Emma/XXXVII

< Emma
Traduction par Pierre de Puliga.
Journal des débats (p. 264-266).



XXXVII


Quelques instants de réflexion suffirent à Emma pour la tranquilliser sur la nature de l’agitation que lui avait causée la nouvelle de l’arrivée de Frank Churchill ; son trouble ne provenait pas de l’état de son propre cœur, mais bien de l’appréhension qu’elle ressentait touchant les sentiments du jeune homme : celui-ci reviendrait-il aussi amoureux ? Si une absence de deux mois n’avait pas diminué cet attachement, Emma se rendait compte des dangers que courrait son repos. Elle espérait néanmoins, grâce à une attitude d’extrême réserve, éviter une déclaration formelle ; ce serait une si pénible conclusion à leurs relations !

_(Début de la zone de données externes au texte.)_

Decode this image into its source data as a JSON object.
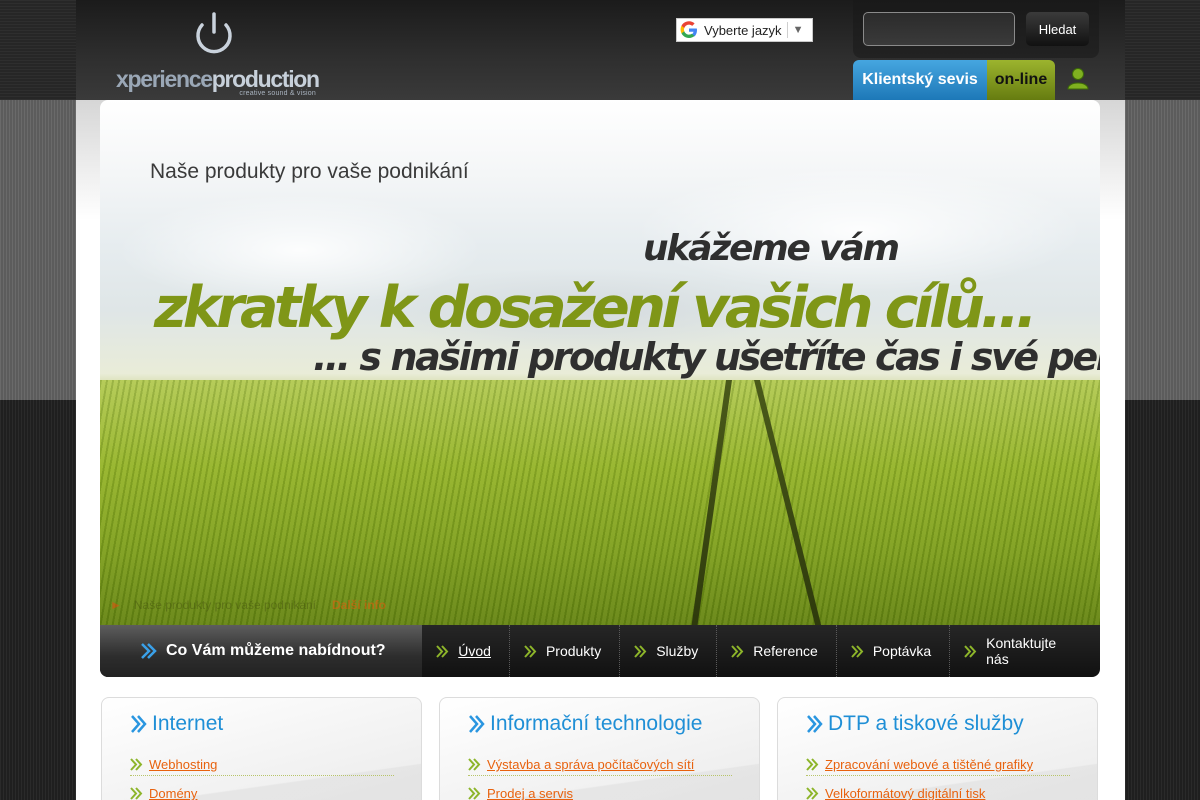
{
  "header": {
    "logo_text_light": "xperience",
    "logo_text_strong": "production",
    "logo_tagline": "creative sound & vision",
    "language_select_label": "Vyberte jazyk",
    "language_select_arrow": "▼",
    "search_placeholder": "",
    "search_button_label": "Hledat",
    "client_service_label": "Klientský sevis",
    "online_label": "on-line"
  },
  "hero": {
    "title": "Naše produkty pro vaše podnikání",
    "line1": "ukážeme vám",
    "line2": "zkratky k dosažení vašich cílů…",
    "line3": "… s našimi produkty ušetříte čas i své peníze",
    "caption": "Naše produkty pro vaše podnikání",
    "caption_link": "Další info"
  },
  "nav": {
    "lead_label": "Co Vám můžeme nabídnout?",
    "items": [
      {
        "label": "Úvod",
        "active": true
      },
      {
        "label": "Produkty"
      },
      {
        "label": "Služby"
      },
      {
        "label": "Reference"
      },
      {
        "label": "Poptávka"
      },
      {
        "label": "Kontaktujte nás"
      }
    ]
  },
  "boxes": [
    {
      "title": "Internet",
      "items": [
        "Webhosting",
        "Domény"
      ]
    },
    {
      "title": "Informační technologie",
      "items": [
        "Výstavba a správa počítačových sítí",
        "Prodej a servis"
      ]
    },
    {
      "title": "DTP a tiskové služby",
      "items": [
        "Zpracování webové a tištěné grafiky",
        "Velkoformátový digitální tisk"
      ]
    }
  ],
  "colors": {
    "accent_blue": "#1f8fd6",
    "accent_orange": "#e8620e",
    "accent_green": "#8db52a",
    "hero_green_text": "#7f9617",
    "dark_bg": "#1b1b1b"
  },
  "icons": {
    "logo": "power-icon",
    "language": "google-g-icon",
    "user": "user-icon",
    "nav_bullet": "double-chevron-green-icon",
    "lead_bullet": "double-chevron-blue-icon"
  }
}
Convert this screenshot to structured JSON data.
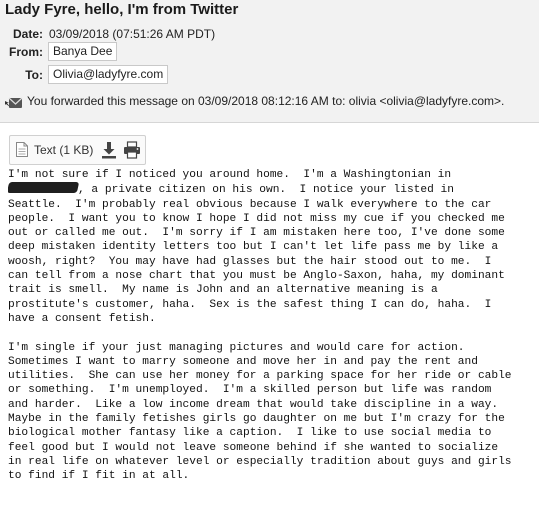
{
  "email": {
    "subject": "Lady Fyre, hello, I'm from Twitter",
    "date_label": "Date:",
    "date_value": "03/09/2018 (07:51:26 AM PDT)",
    "from_label": "From:",
    "from_value": "Banya Dee",
    "to_label": "To:",
    "to_value": "Olivia@ladyfyre.com",
    "forward_notice": "You forwarded this message on 03/09/2018 08:12:16 AM to: olivia <olivia@ladyfyre.com>."
  },
  "attachment": {
    "label": "Text (1 KB)",
    "download_icon": "download-icon",
    "print_icon": "print-icon"
  },
  "body": {
    "line1": "I'm not sure if I noticed you around home.  I'm a Washingtonian in",
    "line2_after_redaction": ", a private citizen on his own.  I notice your listed in",
    "paragraph1_rest": "Seattle.  I'm probably real obvious because I walk everywhere to the car\npeople.  I want you to know I hope I did not miss my cue if you checked me\nout or called me out.  I'm sorry if I am mistaken here too, I've done some\ndeep mistaken identity letters too but I can't let life pass me by like a\nwoosh, right?  You may have had glasses but the hair stood out to me.  I\ncan tell from a nose chart that you must be Anglo-Saxon, haha, my dominant\ntrait is smell.  My name is John and an alternative meaning is a\nprostitute's customer, haha.  Sex is the safest thing I can do, haha.  I\nhave a consent fetish.",
    "paragraph2": "I'm single if your just managing pictures and would care for action.\nSometimes I want to marry someone and move her in and pay the rent and\nutilities.  She can use her money for a parking space for her ride or cable\nor something.  I'm unemployed.  I'm a skilled person but life was random\nand harder.  Like a low income dream that would take discipline in a way.\nMaybe in the family fetishes girls go daughter on me but I'm crazy for the\nbiological mother fantasy like a caption.  I like to use social media to\nfeel good but I would not leave someone behind if she wanted to socialize\nin real life on whatever level or especially tradition about guys and girls\nto find if I fit in at all."
  }
}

Emma fut bientôt à même de se former une opinion. Frank Churchill ne tarda pas en effet à venir faire une première et brève visite. Il ne pouvait disposer que de deux heures ; de Randalls il se rendit directement à Hartfield et Emma put l’observer tout à son aise : il parut très heureux de la revoir, mais elle eut l’impression immédiate qu’il revenait moins épris. Il était dans ses meilleurs jours, tout disposé à parler et à rire et se plut à évoquer les souvenirs de sa dernière visite ; cependant son calme habituel lui faisait défaut : il était agité, nerveux et au bout d’un quart d’heure il se leva :

— J’ai aperçu, dit-il, un groupe d’amis, en traversant Highbury ; je ne me suis pas arrêté, mais j’ai la vanité de croire qu’on serait désappointé si je ne faisais pas une visite. Malgré mon désir de rester plus longtemps à Hartfield, je me vois donc forcé de prendre congé.

Emma fut un peu surprise mais elle imagina, pour expliquer ce brusque départ, une hypothèse satisfaisante : « Il veut éviter, pensa-t-elle, de se reprendre à mon influence ; l’absence et le sentiment de mon indifférence ont fait leur œuvre, mais il ne peut encore surmonter le trouble que ma présence lui cause. »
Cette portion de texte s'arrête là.